Data cleaning for social scientists

Author

Felix Lennert

Published

November 23, 2022

Preface

This is the script for a two-day workshop on data cleaning for the social sciences. I assume you are familiar with basic R concepts such as the different data types and how to index them, the general structure of the syntax, and how to make function calls.

Motivation

In the 21st century, social scientists are able to tap into wells of data that are deeper than ever before. Not only can we use more designed data, i.e., data that have been generated with the clear goal of performing research using them in mind, e.g., survey data, than ever. Also, the rise of the internet as a sensor for human behavior provides us with new opportunities.

Given their variety, these data sets may all come in different structures, and if we want to leverage them to improve our understanding of the world, we need to reshape them properly. Therefore, we are in need of tools that are capable and flexible enough to work with all different kinds of data while remaining easily accessible. In my opinion, R (R Core Team 2021), RStudio, and the tidyverse packages (Wickham et al. 2019) strike a good balance here. R is a powerful, flexible, statistical programming language, RStudio serves as a convenient Graphic User Interface (GUI) that can be used by researchers free of charge, and, finally, the tidyverse, and also its adjacent packages, are a collection of packages with concisely defined use cases and consistent syntax that covers a wide array of data science applications from acquiring data, cleaning data, transforming data, to finally visualizing them, and using them to draw inferences on the underlying real-world data-generation processes.

This script is going to introduce you to the following things: we start with the basics, i.e., the RStudio environment, Projects, and how to read data. Thereafter, I will introduce you to the idea behind “tidy data” (Wickham 2014). This describes a particular way of structuring data and is necessary insofar as, basically, all tidyverse packages require data in this structure to function properly. Then, once the data set is in a tidy format, we can delve into the actual transformation process. Finally, an introduction to data visualization will be provided.

Some final introductory remarks

This stuff is far from trivial. Just like learning a new language, mastering coding in R requires hard and consistent effort. In order to facilitate your learning, I will link to as many external resources as possible and provide all data sets used in the script so that you can run and adapt (“play with”) the code yourself.

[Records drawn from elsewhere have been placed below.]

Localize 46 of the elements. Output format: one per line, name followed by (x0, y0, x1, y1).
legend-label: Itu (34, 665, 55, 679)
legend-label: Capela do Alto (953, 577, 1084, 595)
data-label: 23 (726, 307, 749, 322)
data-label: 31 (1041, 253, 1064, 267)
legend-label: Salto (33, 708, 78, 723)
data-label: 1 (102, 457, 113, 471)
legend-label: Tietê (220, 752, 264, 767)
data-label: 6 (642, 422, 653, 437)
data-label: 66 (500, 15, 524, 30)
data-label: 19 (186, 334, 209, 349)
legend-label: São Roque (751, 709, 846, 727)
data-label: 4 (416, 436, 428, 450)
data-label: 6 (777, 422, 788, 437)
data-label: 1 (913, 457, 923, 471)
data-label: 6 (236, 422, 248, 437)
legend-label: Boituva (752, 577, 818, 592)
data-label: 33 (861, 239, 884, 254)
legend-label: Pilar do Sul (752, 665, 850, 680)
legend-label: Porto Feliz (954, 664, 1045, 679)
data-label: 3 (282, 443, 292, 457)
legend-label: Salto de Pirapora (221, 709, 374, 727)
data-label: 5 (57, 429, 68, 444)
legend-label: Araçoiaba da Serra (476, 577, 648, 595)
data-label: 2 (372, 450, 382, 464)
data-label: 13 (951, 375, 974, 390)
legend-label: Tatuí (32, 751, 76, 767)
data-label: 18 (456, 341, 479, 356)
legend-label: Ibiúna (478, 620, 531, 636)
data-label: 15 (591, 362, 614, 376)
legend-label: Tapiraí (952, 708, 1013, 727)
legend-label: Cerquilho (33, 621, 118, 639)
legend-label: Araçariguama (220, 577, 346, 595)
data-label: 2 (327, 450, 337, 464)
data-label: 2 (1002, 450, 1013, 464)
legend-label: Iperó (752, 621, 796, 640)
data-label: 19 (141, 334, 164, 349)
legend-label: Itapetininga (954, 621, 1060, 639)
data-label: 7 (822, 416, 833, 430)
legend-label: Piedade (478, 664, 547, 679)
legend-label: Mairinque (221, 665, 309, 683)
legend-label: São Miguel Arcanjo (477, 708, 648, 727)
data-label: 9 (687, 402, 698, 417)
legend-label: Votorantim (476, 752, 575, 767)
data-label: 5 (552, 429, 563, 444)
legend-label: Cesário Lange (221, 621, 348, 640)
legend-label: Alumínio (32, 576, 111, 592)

Let me also tell you that you will run into problems. Constantly. Therefore, googling error messages takes up considerable space in every thorough data analysis endeavor. Usually, you can just copy the error message and throw it into Google. The tricky part here is to strike a balance between staying generalizable enough (i.e., do not include your self-chosen file names or replace them with the data type, i.e., tibble or df – short for Data.Frame). Platforms to find help and further guidance are for instance StackOverflow and the RStudio forum.